A number of open research issues and challenges have been identified in this field. A few of them are listed below:

  1. 1.

    Large collections of digital images exist without annotations.

  2. 2.

    The quality and quantity of training set becomes an important factor in determining the quality of captions that are generated.

  3. 3.

    Images with low resolution, low contrast complex background and texts with multiple orientation, style, color and alignment increase the complexity of image understanding.

  4. 4.

    The training set must include as much variety as possible.

  5. 5.

    Searching the optimal method for each of them is very expensive and it has a major effect on the performance of the overall system.

  6. 6.

    Capturing sentiments in the captions is a major challenge as not many datasets are available that include sentiment based annotations.

  7. 7.

    Few datasets are available that provide captions in different languages and moreover machine translation results are not always relevant.

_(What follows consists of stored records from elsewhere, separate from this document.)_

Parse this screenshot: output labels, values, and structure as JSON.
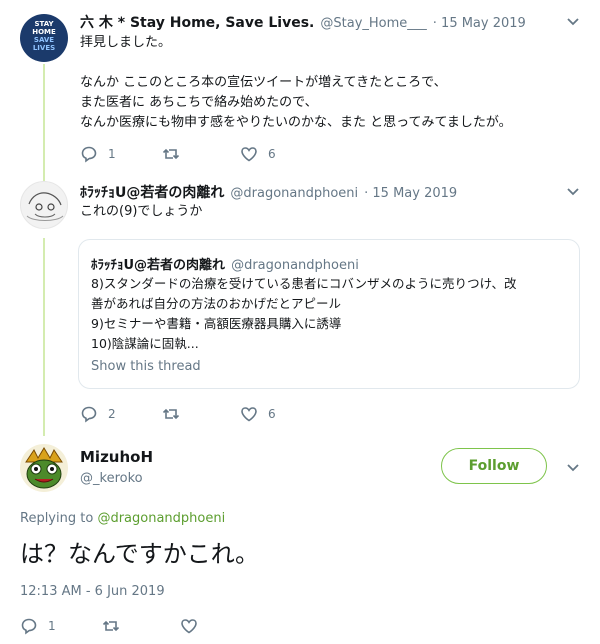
{
  "tweet1": {
    "name": "六 木 * Stay Home, Save Lives.",
    "handle": "@Stay_Home___",
    "date": "· 15 May 2019",
    "avatar_text": [
      "STAY",
      "HOME",
      "SAVE",
      "LIVES"
    ],
    "lines": [
      "拝見しました。",
      "",
      "なんか ここのところ本の宣伝ツイートが増えてきたところで、",
      "また医者に あちこちで絡み始めたので、",
      "なんか医療にも物申す感をやりたいのかな、また と思ってみてましたが。"
    ],
    "reply_count": "1",
    "like_count": "6"
  },
  "tweet2": {
    "name": "ﾎﾗｯﾁｮU@若者の肉離れ",
    "handle": "@dragonandphoeni",
    "date": "· 15 May 2019",
    "text": "これの(9)でしょうか",
    "reply_count": "2",
    "like_count": "6",
    "quote": {
      "name": "ﾎﾗｯﾁｮU@若者の肉離れ",
      "handle": "@dragonandphoeni",
      "lines": [
        "8)スタンダードの治療を受けている患者にコバンザメのように売りつけ、改",
        "善があれば自分の方法のおかげだとアピール",
        "9)セミナーや書籍・高額医療器具購入に誘導",
        "10)陰謀論に固執..."
      ],
      "show_thread": "Show this thread"
    }
  },
  "tweet3": {
    "name": "MizuhoH",
    "handle": "@_keroko",
    "follow_label": "Follow",
    "replying_prefix": "Replying to ",
    "replying_handle": "@dragonandphoeni",
    "text": "は？なんですかこれ。",
    "timestamp": "12:13 AM - 6 Jun 2019",
    "reply_count": "1"
  },
  "colors": {
    "accent": "#5c9e2f",
    "thread_line": "#d4ecb0",
    "muted": "#657786",
    "avatar1_bg": "#1b3a6b"
  }
}
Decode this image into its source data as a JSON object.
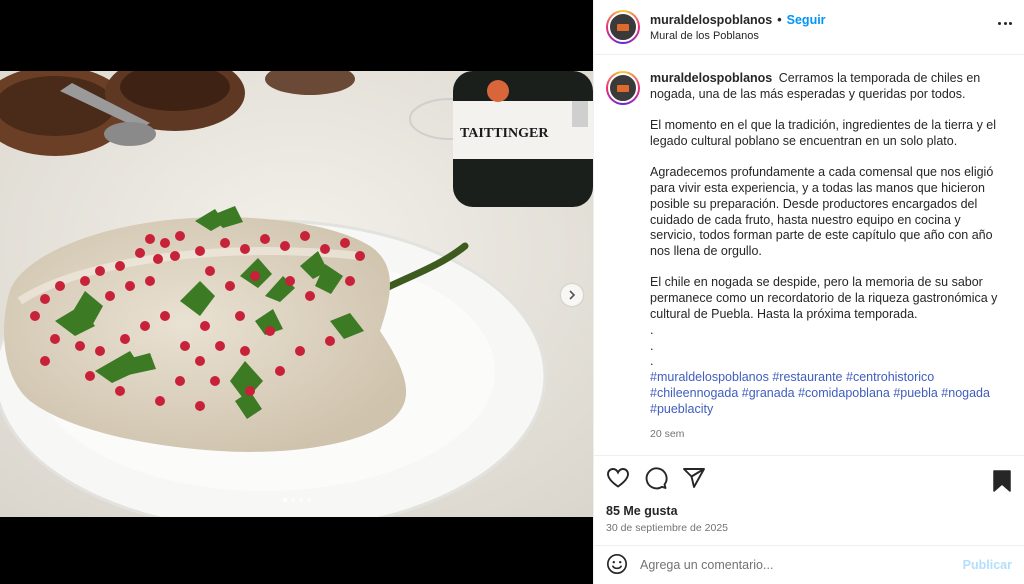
{
  "header": {
    "username": "muraldelospoblanos",
    "separator": "•",
    "follow_label": "Seguir",
    "location": "Mural de los Poblanos"
  },
  "caption": {
    "username": "muraldelospoblanos",
    "intro": "Cerramos la temporada de chiles en nogada, una de las más esperadas y queridas por todos.",
    "paragraphs": [
      "El momento en el que la tradición, ingredientes de la tierra y el legado cultural poblano se encuentran en un solo plato.",
      "Agradecemos profundamente a cada comensal que nos eligió para vivir esta experiencia, y a todas las manos que hicieron posible su preparación. Desde productores encargados del cuidado de cada fruto, hasta nuestro equipo en cocina y servicio, todos forman parte de este capítulo que año con año nos llena de orgullo.",
      "El chile en nogada se despide, pero la memoria de su sabor permanece como un recordatorio de la riqueza gastronómica y cultural de Puebla. Hasta la próxima temporada."
    ],
    "dots": [
      ".",
      ".",
      "."
    ],
    "hashtags": [
      "#muraldelospoblanos",
      "#restaurante",
      "#centrohistorico",
      "#chileennogada",
      "#granada",
      "#comidapoblana",
      "#puebla",
      "#nogada",
      "#pueblacity"
    ],
    "time_ago": "20 sem"
  },
  "media": {
    "bottle_label": "TAITTINGER",
    "slide_count": 4,
    "active_slide": 1
  },
  "actions": {
    "likes": "85 Me gusta",
    "date": "30 de septiembre de 2025"
  },
  "comment": {
    "placeholder": "Agrega un comentario...",
    "publish_label": "Publicar"
  },
  "icons": [
    "more-options-icon",
    "heart-icon",
    "comment-icon",
    "share-icon",
    "bookmark-icon",
    "emoji-icon",
    "chevron-right-icon"
  ],
  "colors": {
    "link": "#0095f6",
    "hashtag": "#3f5dbf",
    "muted": "#737373",
    "publish": "#b2dffc"
  }
}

5 Conclusion and Future Work

Automatic image captioning is an emerging area in the field of artificial intelligence and computer vision. The area has real life applications in various fields. It is an ensemble of various modules which opens a lot of area for exploration. Better captions can be generated with proper segmentation. Enhanced descriptions can be made using sentiment addition, activity recognition, background identification and scene analysis. Moreover the areas of deep learning for faster and accurate results can also be explored further. If the hardware resource cost is a limitation, traditional machine learning algorithms can also be investigated for the purpose.